- 06 Jun 17
It's been a long time coming, as Sam Cooke once sang... but Bob Dylan has finally recorded the mandatory lecture in order to pick up prize money for his Nobel award.
The music icon recorded the lecture in the nick of time, as it has to be done within six months of picking up the prize in order to get the cheque for a staggering 8m kroner ($900,000;£727,000).
It has now just been uploaded onto social media by the Swedish Academy. “The speech is extraordinary and, as one might expect, eloquent. Now that the lecture has been delivered, the Dylan adventure is coming to a close,” said the secretary of the Swedish Academy, Sara Danius.
You can listen to the 27 minutes talk in full here...
Dylan initially refused to pick up the award in person, but back in March he surprisingly agreed to accept his Nobel Prize for Literature from the academy when he visited the Swedish capital.

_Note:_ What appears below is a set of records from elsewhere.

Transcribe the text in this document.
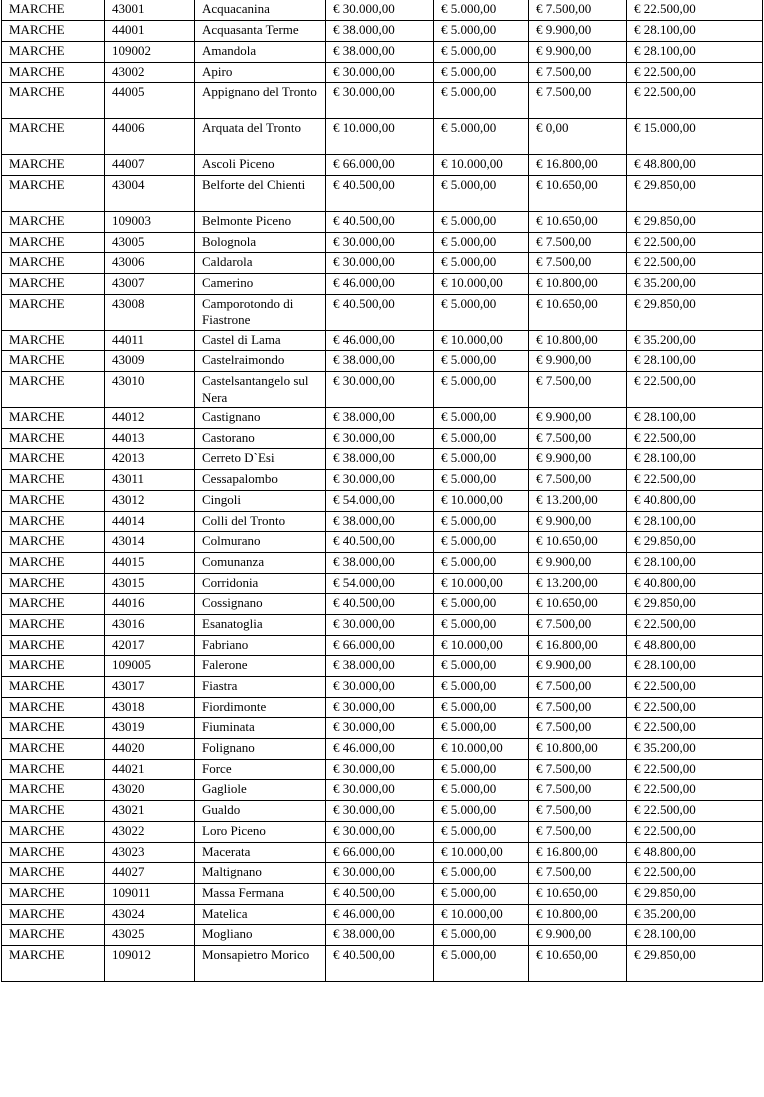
MARCHE	43001	Acquacanina	€ 30.000,00	€ 5.000,00	€ 7.500,00	€ 22.500,00
MARCHE	44001	Acquasanta Terme	€ 38.000,00	€ 5.000,00	€ 9.900,00	€ 28.100,00
MARCHE	109002	Amandola	€ 38.000,00	€ 5.000,00	€ 9.900,00	€ 28.100,00
MARCHE	43002	Apiro	€ 30.000,00	€ 5.000,00	€ 7.500,00	€ 22.500,00
MARCHE	44005	Appignano del Tronto	€ 30.000,00	€ 5.000,00	€ 7.500,00	€ 22.500,00
MARCHE	44006	Arquata del Tronto	€ 10.000,00	€ 5.000,00	€ 0,00	€ 15.000,00
MARCHE	44007	Ascoli Piceno	€ 66.000,00	€ 10.000,00	€ 16.800,00	€ 48.800,00
MARCHE	43004	Belforte del Chienti	€ 40.500,00	€ 5.000,00	€ 10.650,00	€ 29.850,00
MARCHE	109003	Belmonte Piceno	€ 40.500,00	€ 5.000,00	€ 10.650,00	€ 29.850,00
MARCHE	43005	Bolognola	€ 30.000,00	€ 5.000,00	€ 7.500,00	€ 22.500,00
MARCHE	43006	Caldarola	€ 30.000,00	€ 5.000,00	€ 7.500,00	€ 22.500,00
MARCHE	43007	Camerino	€ 46.000,00	€ 10.000,00	€ 10.800,00	€ 35.200,00
MARCHE	43008	Camporotondo di Fiastrone	€ 40.500,00	€ 5.000,00	€ 10.650,00	€ 29.850,00
MARCHE	44011	Castel di Lama	€ 46.000,00	€ 10.000,00	€ 10.800,00	€ 35.200,00
MARCHE	43009	Castelraimondo	€ 38.000,00	€ 5.000,00	€ 9.900,00	€ 28.100,00
MARCHE	43010	Castelsantangelo sul Nera	€ 30.000,00	€ 5.000,00	€ 7.500,00	€ 22.500,00
MARCHE	44012	Castignano	€ 38.000,00	€ 5.000,00	€ 9.900,00	€ 28.100,00
MARCHE	44013	Castorano	€ 30.000,00	€ 5.000,00	€ 7.500,00	€ 22.500,00
MARCHE	42013	Cerreto D`Esi	€ 38.000,00	€ 5.000,00	€ 9.900,00	€ 28.100,00
MARCHE	43011	Cessapalombo	€ 30.000,00	€ 5.000,00	€ 7.500,00	€ 22.500,00
MARCHE	43012	Cingoli	€ 54.000,00	€ 10.000,00	€ 13.200,00	€ 40.800,00
MARCHE	44014	Colli del Tronto	€ 38.000,00	€ 5.000,00	€ 9.900,00	€ 28.100,00
MARCHE	43014	Colmurano	€ 40.500,00	€ 5.000,00	€ 10.650,00	€ 29.850,00
MARCHE	44015	Comunanza	€ 38.000,00	€ 5.000,00	€ 9.900,00	€ 28.100,00
MARCHE	43015	Corridonia	€ 54.000,00	€ 10.000,00	€ 13.200,00	€ 40.800,00
MARCHE	44016	Cossignano	€ 40.500,00	€ 5.000,00	€ 10.650,00	€ 29.850,00
MARCHE	43016	Esanatoglia	€ 30.000,00	€ 5.000,00	€ 7.500,00	€ 22.500,00
MARCHE	42017	Fabriano	€ 66.000,00	€ 10.000,00	€ 16.800,00	€ 48.800,00
MARCHE	109005	Falerone	€ 38.000,00	€ 5.000,00	€ 9.900,00	€ 28.100,00
MARCHE	43017	Fiastra	€ 30.000,00	€ 5.000,00	€ 7.500,00	€ 22.500,00
MARCHE	43018	Fiordimonte	€ 30.000,00	€ 5.000,00	€ 7.500,00	€ 22.500,00
MARCHE	43019	Fiuminata	€ 30.000,00	€ 5.000,00	€ 7.500,00	€ 22.500,00
MARCHE	44020	Folignano	€ 46.000,00	€ 10.000,00	€ 10.800,00	€ 35.200,00
MARCHE	44021	Force	€ 30.000,00	€ 5.000,00	€ 7.500,00	€ 22.500,00
MARCHE	43020	Gagliole	€ 30.000,00	€ 5.000,00	€ 7.500,00	€ 22.500,00
MARCHE	43021	Gualdo	€ 30.000,00	€ 5.000,00	€ 7.500,00	€ 22.500,00
MARCHE	43022	Loro Piceno	€ 30.000,00	€ 5.000,00	€ 7.500,00	€ 22.500,00
MARCHE	43023	Macerata	€ 66.000,00	€ 10.000,00	€ 16.800,00	€ 48.800,00
MARCHE	44027	Maltignano	€ 30.000,00	€ 5.000,00	€ 7.500,00	€ 22.500,00
MARCHE	109011	Massa Fermana	€ 40.500,00	€ 5.000,00	€ 10.650,00	€ 29.850,00
MARCHE	43024	Matelica	€ 46.000,00	€ 10.000,00	€ 10.800,00	€ 35.200,00
MARCHE	43025	Mogliano	€ 38.000,00	€ 5.000,00	€ 9.900,00	€ 28.100,00
MARCHE	109012	Monsapietro Morico	€ 40.500,00	€ 5.000,00	€ 10.650,00	€ 29.850,00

“When I first received this Nobel Prize for literature, I got to wondering exactly how my songs related to literature,” Dylan said.
In Bob Dylan's acceptance speech, which was read out on his behalf at the Nobel Banquet back in December by US Ambassador to Sweden, Azita Raji, Dylan admitted that winning the Nobel Prize for Literature came as a much of a shock to himself as it had to the rest of the world. In the speech, which was delivered last year, he stated that it was a great honour to receive “such a prestigious prize” – but confessed that he always thought he’d just about the same chance of going to the moon as he did of being the first singer-songwriter to win the Nobel Prize for Literature.“If someone had ever told me that I had the slightest chance of winning the Nobel Prize, I would have to think that I’d have about the same odds as standing on the moon,” he revealed.
“In fact, during the year I was born and for a few years after, there wasn’t anyone in the world who was considered good enough to win this Nobel Prize. So, I recognize that I am in very rare company, to say the least.”
At the Nobel prize-giving ceremony back in December, Patti Smith performed Dylan’s ‘A Hard Rain’s A-Gonna Fall’ but had to stop mid-song and restart her performance because she forgot the lyrics.
“I apologize. I'm sorry, I'm so nervous," Smith said to the audience in Stockholm’s Concert Hall, before asking the orchestra to start over.
Here’s Patti Smith’s performance at the ceremony:
Dylan's selection for the Nobel Prize raised many eyebrows within the world of literature, mostly from disgruntled writers who themselves have failed so far to get their hands on this holy grail prize.
Back in December, best-selling author Stephen King dismissed the criticism of Dylan's Nobel win as nothing more than “just plain old sour grapes”.
The author of Misery and The Shining said he was “over the moon” when he heard Bob Dylan was to receive the prestigious accolade. "I read it over my breakfast. It's like remembering where you were when Kennedy was shot,” he recalled.
The king of horror pointed out that he never met Bob Dylan, but has been a huge fan of his music and, in particular his lyrics, ever since he first went to one of his gigs back in 1975 while writing his first major blockbuster ‘=Carrie .
Asked for his thoughts about the criticism directed at the iconic singer-songwriter being awarded the Nobel Prize, King told Rolling Stone magazine: “People complaining about his Nobel either don't understand or it's just a plain old case of sour grapes."
He added, "I've seen several literary writers who have turned their noses up at the Dylan thing, like Gary Shteyngart. Well, I've got news for you, Gary: There are a lot of deserving writers who have never gotten the Nobel Prize. And Gary Shteyngart will probably be one of them. That's no reflection on his work. You have to rise to the level of a Faulkner if you're an American.
“My kids listen to Dylan, and so do my grandkids. That's three generations. That's real longevity and quality. Most people in pop music are like moths around a bug light; they circle for a while and then there's a bright flash and they're gone. Not Dylan."